O Supremo não erra nunca, dizia meu velho pai, tão somente porque é o último a julgar, de suas decisões não cabe recurso a qualquer outra instância, porque instância superior ao STF não há. É verdade. Então, se pode lamentar, lastimar, questionar as decisões de nossa Suprema Corte. Não se pode é descumpri-las ou querer lhes negar vigência – como muitos do PT o fazem depois da prisão de Luís Inácio Lula da Silva. O jurista Saulo Ramos narrou em “O Código Da Vida”, seu esplêndido livro autobiográfico, cinquenta anos de advocacia junto aos poderosos, de Jânio Quadros a Fernando Collor. Em determinado trecho do livro conta outro julgamento histórico do STF, à época composto obviamente por outros membros – estamos falando de trinta anos atrás. O advogado saiu derrotado do plenário com o revés experimentado. Derrotado, frustrado e assustado com o teor da decisão, que negava direitos óbvios sem qualquer argumento lógico. À saída do plenário se deparou com uma turba numerosa de jornalistas barulhentos querendo ouvir dele a impressão sobre a decisão. Queriam, na verdade, sangue, reclamos e palavrões, que é o que vende jornais. Saulo não titubeou: disse que a decisão era respeitável, que iria examiná-la e escolher o recurso cabível (que não havia e nem há). Não deu chance alguma aos que esperavam por alguma intriga institucional. E explicou no livro que foi elegante em suas evasivas porque não se desrespeitam os poderes constituídos, não se menospreza a democracia e nem se ataca o sistema. O operador do Direito trabalha com a lei, e não contra ela.
Merecimento.
Saulo Ramos, é fato, não experimentou atuar sob a presidência de alguns dos ministros que aí estão e que talvez não lhe mereçam a ética e a educação de tempos tristemente idos. Hoje, acredito que perderia a fleuma e desceria do pedestal de sua cortesia para ser um pouco mais ríspido. Jamais, no entanto, faria deboche, chacota, ou ofenderia a honra de um magistrado simplesmente porque decidiu como decidiu, conforme entendimento razoável ou interesse suspeito que seja. Se juiz não pode ter correligionários, e não pode definitivamente, também não pode ser culpado e execrado por suas decisões.
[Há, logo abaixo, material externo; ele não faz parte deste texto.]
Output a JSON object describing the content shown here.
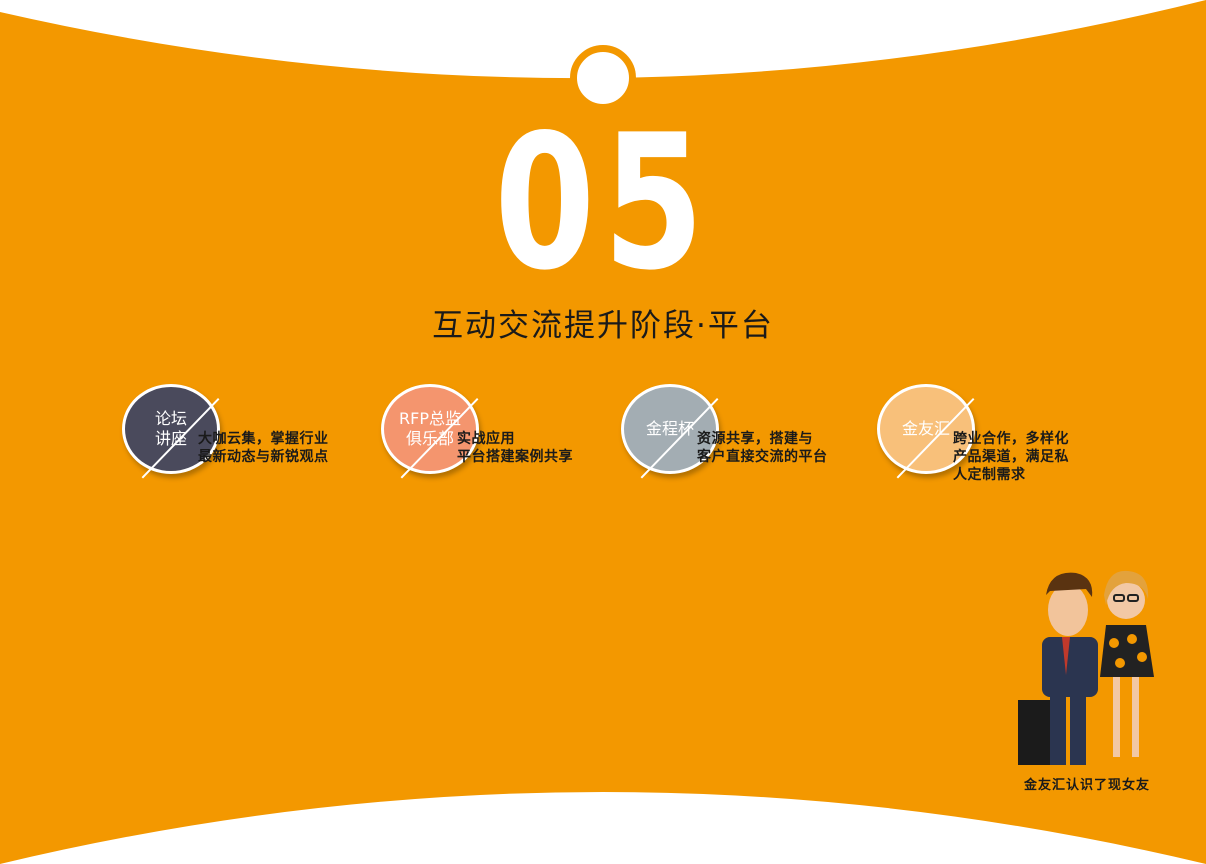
{
  "colors": {
    "background": "#f39800",
    "white": "#ffffff",
    "text": "#1a1a1a"
  },
  "header": {
    "number": "05",
    "subtitle": "互动交流提升阶段·平台"
  },
  "features": [
    {
      "label": "论坛\n讲座",
      "desc": "大咖云集，掌握行业\n最新动态与新锐观点",
      "color": "#4a4a5c"
    },
    {
      "label": "RFP总监\n俱乐部",
      "desc": "实战应用\n平台搭建案例共享",
      "color": "#f4956e"
    },
    {
      "label": "金程杯",
      "desc": "资源共享，搭建与\n客户直接交流的平台",
      "color": "#a3adb3"
    },
    {
      "label": "金友汇",
      "desc": "跨业合作，多样化\n产品渠道，满足私\n人定制需求",
      "color": "#f8c07a"
    }
  ],
  "illustration": {
    "caption": "金友汇认识了现女友",
    "icon": "couple-illustration"
  }
}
É hora de repensarmos nossa conduta brasileira, única no mundo, de menoscabar os poderosos simplesmente porque estão no poder, de confundir liberdade com arrogância e a revolta justa com o ímpeto agressivo da falta de educação eviscerada em redes sociais e nas ruas. Só perdemos com isso. Não se ganha nada com calúnias, ofensas e baderna.
Desaprendendo.
Quando morreu um dançarino do programa “Esquenta” de Regina Casé, da Globo e que graças a Deus saiu do ar, a imprensa em peso crucificou os policiais participantes de uma operação em certa favela carioca e que teriam, segundo as más línguas, assassinado covardemente ao inocente artista. Depois o pobrezinho foi descoberto em fotos e em vida, pela internet, exibindo um fuzil Ak e sorrindo para as câmeras que não eram da Globo, mas de sua facção criminosa. A imprensa calou-se. Em seguida foi a vez de uma aluna que jogava Vôlei em uma escola do Rio e que foi vítima de saraivada de balas – novamente imputadas a policiais. Descobri através de um amigo jornalista que a moça era irmã de um traficante líder de facção criminosa, envolvido justamente naquele tiroteio. Sobre isso a imprensa também se calou. Agora é a vez da vereadora Mariele: teria sido executada porque defende minorias, é negra, feminista, lésbica, etc… As investigações não avançaram muito até aqui, mas as grandes mídias já descobriram que a história toda está muito mal contada e até agora não conseguiram responsabilizar nenhum policial. Acho que talvez por isso estejam tão quietos. Isto porque o inquérito que apura o homicídio de Mariele, assim como qualquer outro procedimento investigatório, não tem obrigação alguma de chegar a um final feliz ou midiático, mas sim e tão somente descobrir a verdade, doa a quem doer. A mídia não aprende em suas conclusões precipitadas. Ao contrário, desaprende.
O Código Fux.
O novo Código de Processo Civil (CPC), já não tão novo assim, foi batizado como Código Fux porque um de seus idealizadores é justamente o ministro homônimo do STF. Estudei de cabo a rabo o novo diploma legal, tergiversei, mas não adianta, cheguei à inexorável conclusão que ele não ajuda em nada na celeridade processual, não diminui o número de recursos, não acelera a tramitação das ações e nem impõe eficácia e efetividade jurisdicional às decisões. Não como deveria. Esperamos tanto tempo por nada.
O dito pelo não dito.
“Algumas pessoas mudam de partido em defesa de seus princípios. Outros mudam de princípios em defesa de seu partido.“ (Winston Churchill, político inglês).